Deux films tournés hors des frontières coutumières de leurs équipes, parlant de vie et de mort, arrivent dans les salles. Entre autres…
La Chambre d’à côté de Pedro Almodóvar
Lors d’une séance de dédicaces de son nouveau livre aux États-Unis, Ingrid apprend que Martha, avec qui elle a débuté jadis dans un magazine, est hospitalisée pour un cancer. La romancière se précipite au chevet de son amie reporter de guerre et reprend avec elle le fil d’une amitié interrompue par les années. Une amitié que Martha va mettre à l’épreuve lorsqu’elle demande à Ingrid de l’accompagner dans une maison pour l’assister dans son désir d’en finir avec la maladie. Et donc la vie…
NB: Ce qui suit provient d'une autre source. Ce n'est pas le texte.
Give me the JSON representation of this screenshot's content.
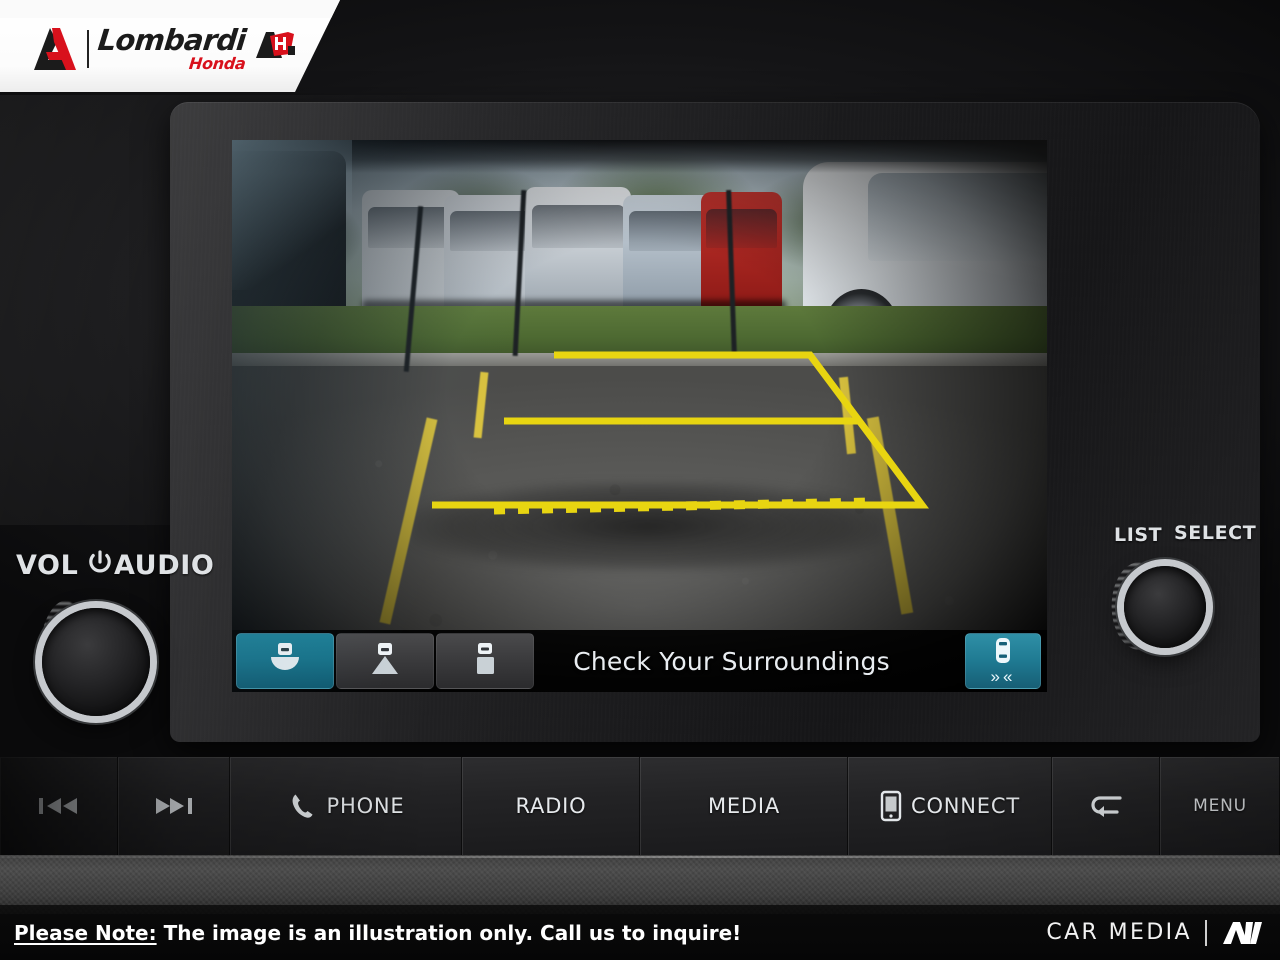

Ce n’est un secret pour personne, La Chambre d’à côté parle des soins palliatifs et du choix de se donner la mort dans la dignité. Un sujet clivant, que d’aucuns verraient comme “l’ultime frontière” — l’euthanasie restant dans les démocraties occidentales l’une des dernières libertés à conquérir, au moment où d’autres droits apparemment acquis sont en train d’être remis en question. L’illégalité de cette entreprise (facilitée par la situation privilégiée d’Ingrid et Martha pouvant se procurer des substances illicites et se prémunir des rétorsions judiciaires) n’est d’ailleurs pas sans rappeler la situation des femmes là où l’avortement est interdit et criminalisé. L’inscription de cette histoire aux États-Unis, pays tendant à restreindre cette liberté, ne doit certainement rien au hasard. On en a la confirmation lorsque d’autres personnages égrènent les divers périls — environnementaux, procéduraux, démocratiques etc. — affectant la société américaine.
La vie, la mort
Autre secret de polichinelle : il y a “deux” Pedro Almodóvar. L’un, héritier de la Movida, s’épanouit dans l’extraversion, le flamboiement de tous les sens frayant avec l’absurde le plus chamarré. L’autre, davantage mélancolique, délaisse les outrances pour l’exploration des traumas ; la passion pour la compassion. Habitué à la réparation des corps et des âmes, aux veillées hospitalières ou funèbres, ce second Almodóvar, tourné vers l’intime, est de loin le plus intéressant. Sans doute parce que, tombant le masque de l’auto-caricature, il touche à une forme de vérité universelle… même si elle se trouve habillée de couleurs pétantes — car question direction artistique, on ne le changera pas : chaque intérieur demeure digne des plus belles pages d’un catalogue de déco pour intello branché !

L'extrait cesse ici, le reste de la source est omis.